For those of you who haven’t heard the phrase before, a marketing stack is a collection of technologies that marketers use to conduct and (hopefully) improve their marketing activities. The focus of these tools is often to make process easier and to better measure the impact of various marketing tactics.
The growth of marketing technology is truly staggering, as shown by data collected by marketing technology blog chiefmartec.com. Since 2011 the number of marketing technology solutions has grown from ¬150 to over 6800 in 2019. The growth from 2011 to 2019 is shown in the graphic below.
This growth means that there are now more and more systems holding data, and in fact according to a recent survey by Gartner almost 30% of all marketing spend is now on marketing technology!
Every experienced marketer knows that you can’t predict future success on individual surrogate indicators such as website traffic or social media followers. Growth in any area is only food if it actually leads to a growth in actionable leads the sales team can convert to opportunities and sales.
The need for digital (re)transformation
Most of the discussion above arises from a desire to leverage the possibility for efficiency gains and customer insight promised by various technologies. However, on its own no technology will deliver efficiency gains or improved insight. There are many commentaries out there that describe the 3P’s of digital transformation: People, Process and (technology) Platform – however this is a gross over-simplification.
While culture and behaviour change can be included in the people part, so often those initiatives aren’t followed up with appropriate metrics and incentivisation to make the change stick.
The people using the systems also need to be included in specifying platform requirements and user stories as well as developing the new processes to ensure successful implementation.
But the elephant in the room, is the biggest scariest beast you’ve ever had to tackle – and that’s the data. Without the data in the technology platform the transformation is as good as dead.

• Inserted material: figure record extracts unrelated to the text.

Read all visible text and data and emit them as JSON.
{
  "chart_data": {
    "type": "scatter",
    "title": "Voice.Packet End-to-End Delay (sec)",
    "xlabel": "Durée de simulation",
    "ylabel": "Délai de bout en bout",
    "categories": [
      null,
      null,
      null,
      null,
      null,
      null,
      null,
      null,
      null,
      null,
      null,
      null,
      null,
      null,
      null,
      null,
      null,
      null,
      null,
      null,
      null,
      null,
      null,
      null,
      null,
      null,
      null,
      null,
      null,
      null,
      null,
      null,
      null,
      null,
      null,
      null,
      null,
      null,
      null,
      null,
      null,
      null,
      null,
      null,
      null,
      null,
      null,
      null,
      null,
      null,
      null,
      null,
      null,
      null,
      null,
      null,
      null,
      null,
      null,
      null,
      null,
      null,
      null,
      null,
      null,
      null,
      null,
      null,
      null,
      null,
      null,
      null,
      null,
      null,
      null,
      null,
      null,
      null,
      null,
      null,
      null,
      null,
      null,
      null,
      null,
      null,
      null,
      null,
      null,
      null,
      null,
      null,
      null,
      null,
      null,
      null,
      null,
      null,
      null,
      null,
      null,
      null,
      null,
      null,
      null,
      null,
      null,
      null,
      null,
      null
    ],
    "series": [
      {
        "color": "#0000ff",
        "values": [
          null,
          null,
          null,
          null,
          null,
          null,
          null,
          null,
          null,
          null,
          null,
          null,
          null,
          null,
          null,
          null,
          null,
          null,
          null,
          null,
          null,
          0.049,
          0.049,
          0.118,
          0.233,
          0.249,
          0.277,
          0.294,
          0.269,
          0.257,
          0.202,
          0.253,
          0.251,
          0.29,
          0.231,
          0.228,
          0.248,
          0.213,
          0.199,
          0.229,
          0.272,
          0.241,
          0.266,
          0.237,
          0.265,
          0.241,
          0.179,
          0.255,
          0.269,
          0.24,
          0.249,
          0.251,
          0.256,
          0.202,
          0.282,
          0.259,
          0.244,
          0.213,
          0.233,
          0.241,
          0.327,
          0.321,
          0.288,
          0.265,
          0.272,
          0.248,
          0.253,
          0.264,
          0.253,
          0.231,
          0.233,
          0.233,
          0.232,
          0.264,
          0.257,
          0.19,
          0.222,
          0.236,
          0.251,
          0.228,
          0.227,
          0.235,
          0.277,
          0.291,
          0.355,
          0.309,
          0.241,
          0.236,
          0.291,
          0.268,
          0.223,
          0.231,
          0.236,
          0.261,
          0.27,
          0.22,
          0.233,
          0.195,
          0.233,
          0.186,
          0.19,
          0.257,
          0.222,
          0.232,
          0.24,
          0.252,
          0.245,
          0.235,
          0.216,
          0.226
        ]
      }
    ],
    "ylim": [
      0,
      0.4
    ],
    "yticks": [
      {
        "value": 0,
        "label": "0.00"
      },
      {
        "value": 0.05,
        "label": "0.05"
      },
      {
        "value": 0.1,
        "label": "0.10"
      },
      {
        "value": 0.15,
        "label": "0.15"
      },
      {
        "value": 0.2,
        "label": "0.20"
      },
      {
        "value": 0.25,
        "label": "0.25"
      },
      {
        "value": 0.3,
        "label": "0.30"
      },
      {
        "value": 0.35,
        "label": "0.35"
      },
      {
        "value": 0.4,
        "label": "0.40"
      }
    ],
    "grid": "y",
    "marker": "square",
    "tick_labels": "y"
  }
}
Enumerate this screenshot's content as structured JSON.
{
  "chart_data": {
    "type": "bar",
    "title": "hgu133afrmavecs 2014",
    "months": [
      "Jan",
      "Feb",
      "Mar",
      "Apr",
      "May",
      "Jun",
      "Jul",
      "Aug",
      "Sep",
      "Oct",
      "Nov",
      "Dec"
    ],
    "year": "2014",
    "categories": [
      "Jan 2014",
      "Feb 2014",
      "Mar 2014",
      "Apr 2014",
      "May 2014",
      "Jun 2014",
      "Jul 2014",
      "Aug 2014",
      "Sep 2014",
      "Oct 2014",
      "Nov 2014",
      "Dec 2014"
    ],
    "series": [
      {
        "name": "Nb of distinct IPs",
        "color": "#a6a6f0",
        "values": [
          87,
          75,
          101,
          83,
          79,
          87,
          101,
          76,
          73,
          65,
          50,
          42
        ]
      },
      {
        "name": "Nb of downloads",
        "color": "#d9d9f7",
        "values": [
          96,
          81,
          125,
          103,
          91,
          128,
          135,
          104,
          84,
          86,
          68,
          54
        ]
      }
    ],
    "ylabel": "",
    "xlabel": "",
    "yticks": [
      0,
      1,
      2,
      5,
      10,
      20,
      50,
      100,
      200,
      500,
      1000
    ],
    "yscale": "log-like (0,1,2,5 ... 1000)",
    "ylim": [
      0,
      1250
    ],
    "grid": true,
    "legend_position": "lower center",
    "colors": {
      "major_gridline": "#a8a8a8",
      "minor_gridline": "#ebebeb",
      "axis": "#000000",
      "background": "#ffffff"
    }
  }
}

Data, data everywhere yet not a bit in sight
As eluded to earlier, organisational data is hidden everywhere, often in discrete data silos that only a few people know about. During a recent talk to participants of the Sales Directors’ Programme and Key Account Management Best Practice executive education courses at Cranfield School of Management I asked where they had witnessed organisational data for serving customers being stored – the number of answers was staggering! Just a few of the answers are listed below:
- Marketing automation systems
- CRM systems
- ERP systems
- Manufacturing systems
- Customer support systems
- Internal Sharepoint sites
- Legacy databases
- Survey software
- People’s heads
Transforming for the future
Some of the biggest mistakes any organisation can make, is to embark on any digital transformation project without fully aligning the project with the business strategy and other projects that are also ongoing, as well as not involving the key stakeholders – be they customers or internal commercial teams.
Often new technologies fail to improve organisational productivity or improve customer experience because intimate knowledge has not been collected or overlooked.